Should have called this. I really just wanted Bale I suppose. But more and more the last few weeks this seemed like a given. Probably my least favourite actor and performance of the lot.

Lead Actress:

Yalitza Aparicio, Roma
Glenn Close, The Wife
Olivia Colman, The Favourite
Lady Gaga, A Star Is Born
Melissa McCarthy, Can You Ever Forgive Me?

Predicted Winner: Glenn Close
Actual Winner: Olivia Colman
Score: 12/22

Man I'm pumped for this. But dammit Glenn Close. I knew Glenn Close was totally overrated and Oscar doesn't care about career achievement awards anymore.


Spike Lee, BlacKkKlansman
Pawel Pawlikowski, Cold War
Yorgos Lanthimos, The Favourite
Alfonso Cuarón, Roma
Adam McKay, Vice

Predicted Winner: Cuaron
Actual Winner: Cuaron
Score: 13/23

So, Mexican directors have won five out of the past six Best Director awards. Has anyone else noticed this? Cuaron is fantastic, this movie sucks, but it's nice to see him honored. Now we'll see if he can pull of Best Picture as well. And I'd still like to see Spike or Yorgos pick something up one day.

Best Picture:

Black Panther
Bohemian Rhapsody
The Favourite
Green Book
A Star Is Born

Predicted Winner: Roma
Actual Winner: Green Book

Uhhh....okay. Really? Why? After all the success of Black Panther and Bohemian Rhapsody? After all the early hype and zeitgeist of A Star is Born? After all the critical acclaim and praise for Roma? After the more cutting and cunning BlacKkKlansman? This is damned baffling. The only thing I can really say is this is a movie that white people felt damned good about voting for.

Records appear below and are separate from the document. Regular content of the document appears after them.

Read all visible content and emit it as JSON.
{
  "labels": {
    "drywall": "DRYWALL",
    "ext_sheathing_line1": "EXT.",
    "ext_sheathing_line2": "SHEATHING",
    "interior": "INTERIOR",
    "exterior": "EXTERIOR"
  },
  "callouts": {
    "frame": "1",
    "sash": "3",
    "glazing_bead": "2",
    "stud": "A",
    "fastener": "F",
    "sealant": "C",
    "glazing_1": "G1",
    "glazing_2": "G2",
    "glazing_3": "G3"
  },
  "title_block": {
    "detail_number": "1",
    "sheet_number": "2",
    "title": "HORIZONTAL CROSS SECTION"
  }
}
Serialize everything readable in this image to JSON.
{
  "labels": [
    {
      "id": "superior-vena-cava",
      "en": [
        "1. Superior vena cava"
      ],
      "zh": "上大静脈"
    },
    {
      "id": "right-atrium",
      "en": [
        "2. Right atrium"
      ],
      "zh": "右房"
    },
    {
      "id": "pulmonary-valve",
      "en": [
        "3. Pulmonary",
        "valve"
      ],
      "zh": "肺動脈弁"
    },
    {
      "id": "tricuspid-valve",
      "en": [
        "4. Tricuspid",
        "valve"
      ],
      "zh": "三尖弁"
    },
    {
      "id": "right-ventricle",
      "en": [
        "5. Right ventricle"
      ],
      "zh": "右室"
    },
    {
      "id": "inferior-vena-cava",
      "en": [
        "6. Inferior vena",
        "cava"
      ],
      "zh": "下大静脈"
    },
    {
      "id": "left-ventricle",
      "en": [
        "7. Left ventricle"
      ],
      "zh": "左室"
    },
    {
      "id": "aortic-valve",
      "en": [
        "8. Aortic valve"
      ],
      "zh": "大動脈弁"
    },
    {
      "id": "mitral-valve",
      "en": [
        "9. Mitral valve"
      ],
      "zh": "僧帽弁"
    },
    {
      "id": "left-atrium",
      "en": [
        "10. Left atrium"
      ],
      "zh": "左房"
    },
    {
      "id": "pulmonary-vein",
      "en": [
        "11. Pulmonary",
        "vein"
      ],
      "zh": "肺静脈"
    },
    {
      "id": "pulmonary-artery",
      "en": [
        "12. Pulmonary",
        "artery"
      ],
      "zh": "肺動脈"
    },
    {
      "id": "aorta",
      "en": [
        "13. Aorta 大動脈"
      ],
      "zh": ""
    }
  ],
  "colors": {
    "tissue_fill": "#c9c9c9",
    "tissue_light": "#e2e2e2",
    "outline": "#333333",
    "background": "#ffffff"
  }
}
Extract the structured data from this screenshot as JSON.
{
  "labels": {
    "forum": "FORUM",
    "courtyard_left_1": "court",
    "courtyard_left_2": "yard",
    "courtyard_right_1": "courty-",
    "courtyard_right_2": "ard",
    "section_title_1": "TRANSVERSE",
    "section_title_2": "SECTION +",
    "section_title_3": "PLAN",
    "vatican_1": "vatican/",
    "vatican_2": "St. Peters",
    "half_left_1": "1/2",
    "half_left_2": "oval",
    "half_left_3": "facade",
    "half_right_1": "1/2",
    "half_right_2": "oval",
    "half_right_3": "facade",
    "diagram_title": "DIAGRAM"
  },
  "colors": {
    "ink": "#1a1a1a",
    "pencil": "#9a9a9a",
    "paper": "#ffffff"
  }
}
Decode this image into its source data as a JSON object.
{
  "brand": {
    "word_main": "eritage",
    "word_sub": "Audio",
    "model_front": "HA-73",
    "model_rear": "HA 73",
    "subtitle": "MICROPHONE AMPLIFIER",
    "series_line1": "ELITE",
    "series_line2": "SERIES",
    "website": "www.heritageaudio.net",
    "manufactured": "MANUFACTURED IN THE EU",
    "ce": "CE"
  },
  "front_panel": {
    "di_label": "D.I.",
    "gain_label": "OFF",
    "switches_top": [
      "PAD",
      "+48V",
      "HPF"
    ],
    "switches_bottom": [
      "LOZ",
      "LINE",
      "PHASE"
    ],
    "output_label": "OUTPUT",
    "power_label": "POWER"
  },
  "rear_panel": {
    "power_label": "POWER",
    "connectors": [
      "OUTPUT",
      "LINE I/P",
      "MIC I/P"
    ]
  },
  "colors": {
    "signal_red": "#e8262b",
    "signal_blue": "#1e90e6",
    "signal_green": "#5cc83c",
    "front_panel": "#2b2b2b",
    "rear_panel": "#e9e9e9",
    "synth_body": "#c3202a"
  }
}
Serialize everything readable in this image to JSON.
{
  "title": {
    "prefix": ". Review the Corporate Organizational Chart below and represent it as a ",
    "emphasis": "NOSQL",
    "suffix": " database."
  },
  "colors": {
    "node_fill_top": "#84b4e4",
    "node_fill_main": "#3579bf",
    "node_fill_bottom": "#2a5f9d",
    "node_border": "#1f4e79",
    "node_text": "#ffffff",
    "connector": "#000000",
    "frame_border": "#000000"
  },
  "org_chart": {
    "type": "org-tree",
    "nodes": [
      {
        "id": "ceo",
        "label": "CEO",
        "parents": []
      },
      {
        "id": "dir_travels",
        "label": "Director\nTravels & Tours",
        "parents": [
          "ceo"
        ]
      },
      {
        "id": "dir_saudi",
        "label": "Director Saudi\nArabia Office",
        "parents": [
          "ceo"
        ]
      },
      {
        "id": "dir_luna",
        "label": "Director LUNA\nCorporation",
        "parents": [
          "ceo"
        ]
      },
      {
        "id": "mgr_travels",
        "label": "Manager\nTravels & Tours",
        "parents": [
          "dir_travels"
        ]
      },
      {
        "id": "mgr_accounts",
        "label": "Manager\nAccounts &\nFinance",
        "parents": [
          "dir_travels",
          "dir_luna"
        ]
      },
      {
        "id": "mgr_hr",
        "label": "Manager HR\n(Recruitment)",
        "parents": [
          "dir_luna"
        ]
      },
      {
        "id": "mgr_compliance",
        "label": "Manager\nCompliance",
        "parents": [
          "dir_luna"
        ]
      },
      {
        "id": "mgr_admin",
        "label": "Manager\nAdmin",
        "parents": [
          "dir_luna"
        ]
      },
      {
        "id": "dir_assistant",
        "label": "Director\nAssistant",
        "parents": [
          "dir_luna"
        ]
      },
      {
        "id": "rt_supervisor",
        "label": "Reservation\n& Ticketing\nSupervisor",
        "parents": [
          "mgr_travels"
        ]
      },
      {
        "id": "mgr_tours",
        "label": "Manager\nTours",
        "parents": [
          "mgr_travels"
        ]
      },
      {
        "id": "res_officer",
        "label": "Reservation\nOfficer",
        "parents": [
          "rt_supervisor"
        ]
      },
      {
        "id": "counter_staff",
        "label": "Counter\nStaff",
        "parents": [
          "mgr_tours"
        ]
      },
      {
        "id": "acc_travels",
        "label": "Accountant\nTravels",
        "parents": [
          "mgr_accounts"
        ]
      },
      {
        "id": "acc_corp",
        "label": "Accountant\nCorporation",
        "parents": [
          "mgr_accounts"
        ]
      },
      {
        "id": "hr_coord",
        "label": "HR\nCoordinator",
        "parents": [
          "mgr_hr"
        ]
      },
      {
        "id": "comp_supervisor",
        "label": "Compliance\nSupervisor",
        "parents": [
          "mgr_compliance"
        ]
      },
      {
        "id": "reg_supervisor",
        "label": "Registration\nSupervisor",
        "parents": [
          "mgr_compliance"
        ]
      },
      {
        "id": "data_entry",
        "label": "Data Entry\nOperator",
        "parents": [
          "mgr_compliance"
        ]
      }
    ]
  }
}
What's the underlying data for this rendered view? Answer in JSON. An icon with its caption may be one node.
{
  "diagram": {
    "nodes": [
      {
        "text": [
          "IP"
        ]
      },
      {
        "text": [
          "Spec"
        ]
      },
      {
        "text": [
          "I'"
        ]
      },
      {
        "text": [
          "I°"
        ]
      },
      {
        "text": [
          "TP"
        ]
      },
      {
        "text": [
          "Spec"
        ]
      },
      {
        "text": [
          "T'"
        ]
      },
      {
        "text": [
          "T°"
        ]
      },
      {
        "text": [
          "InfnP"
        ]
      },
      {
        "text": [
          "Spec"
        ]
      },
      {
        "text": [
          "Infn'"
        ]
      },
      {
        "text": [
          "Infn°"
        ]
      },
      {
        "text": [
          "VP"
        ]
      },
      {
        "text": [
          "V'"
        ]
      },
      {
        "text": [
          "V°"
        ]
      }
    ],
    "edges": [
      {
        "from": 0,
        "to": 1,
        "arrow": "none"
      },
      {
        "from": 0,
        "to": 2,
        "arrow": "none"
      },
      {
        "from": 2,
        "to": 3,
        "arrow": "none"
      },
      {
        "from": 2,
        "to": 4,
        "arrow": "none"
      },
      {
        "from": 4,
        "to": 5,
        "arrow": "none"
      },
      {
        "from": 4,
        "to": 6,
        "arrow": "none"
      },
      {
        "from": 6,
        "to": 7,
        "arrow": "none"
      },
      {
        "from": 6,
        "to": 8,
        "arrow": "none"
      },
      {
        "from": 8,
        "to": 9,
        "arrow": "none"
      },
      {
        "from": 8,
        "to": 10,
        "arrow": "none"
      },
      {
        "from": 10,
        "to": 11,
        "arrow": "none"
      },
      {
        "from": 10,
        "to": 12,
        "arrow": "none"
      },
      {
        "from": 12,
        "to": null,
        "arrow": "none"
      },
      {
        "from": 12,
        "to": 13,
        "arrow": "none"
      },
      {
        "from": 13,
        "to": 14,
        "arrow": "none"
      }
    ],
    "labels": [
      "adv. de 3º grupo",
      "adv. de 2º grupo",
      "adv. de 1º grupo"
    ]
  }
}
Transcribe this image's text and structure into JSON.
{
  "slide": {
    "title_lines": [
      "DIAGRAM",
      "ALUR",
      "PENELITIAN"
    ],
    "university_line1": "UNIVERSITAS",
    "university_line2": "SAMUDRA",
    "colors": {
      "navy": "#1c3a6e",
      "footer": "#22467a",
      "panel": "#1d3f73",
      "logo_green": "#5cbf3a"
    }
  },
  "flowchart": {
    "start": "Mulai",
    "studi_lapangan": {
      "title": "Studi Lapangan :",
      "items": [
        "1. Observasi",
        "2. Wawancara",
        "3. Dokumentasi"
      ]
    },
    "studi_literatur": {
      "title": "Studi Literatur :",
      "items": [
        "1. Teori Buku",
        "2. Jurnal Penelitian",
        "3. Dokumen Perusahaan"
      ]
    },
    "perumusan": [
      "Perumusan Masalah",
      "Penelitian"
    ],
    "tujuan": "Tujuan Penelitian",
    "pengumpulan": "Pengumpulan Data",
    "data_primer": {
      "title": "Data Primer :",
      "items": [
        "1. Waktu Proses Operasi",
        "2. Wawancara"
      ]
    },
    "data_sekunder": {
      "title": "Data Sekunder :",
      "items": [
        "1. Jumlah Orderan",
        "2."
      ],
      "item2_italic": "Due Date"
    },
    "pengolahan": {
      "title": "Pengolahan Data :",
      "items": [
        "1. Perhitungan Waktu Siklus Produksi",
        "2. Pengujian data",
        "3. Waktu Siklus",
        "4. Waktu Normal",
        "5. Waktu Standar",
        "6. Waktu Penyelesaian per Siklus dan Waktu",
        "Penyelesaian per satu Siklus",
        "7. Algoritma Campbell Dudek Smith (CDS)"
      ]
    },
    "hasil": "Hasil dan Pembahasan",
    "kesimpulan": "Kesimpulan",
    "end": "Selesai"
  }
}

Didn't like, a lot of people hate this movie? Like, including the family of the guy it's based on? At any rate, this makes five years in a row where I have failed to predict Best Picture. Have we really had that much nonsense? Yeah, in a sense. Spotlight (2015) is a good movie but still feels like it didn't have momentum, I was on the wrong side of the La La Land / Moonlight (2016) kerfuffle, and I still can't believe that shitty fish-fucking movie Shape of Water (2017) won.

Julia Roberts seemed to not know she was supposed to end the show. What a forgettable ceremony.


Great. Grand. Same score as in 2015 and 2017. A very average year. Time to move on with my life and start a blog about baseball or something instead.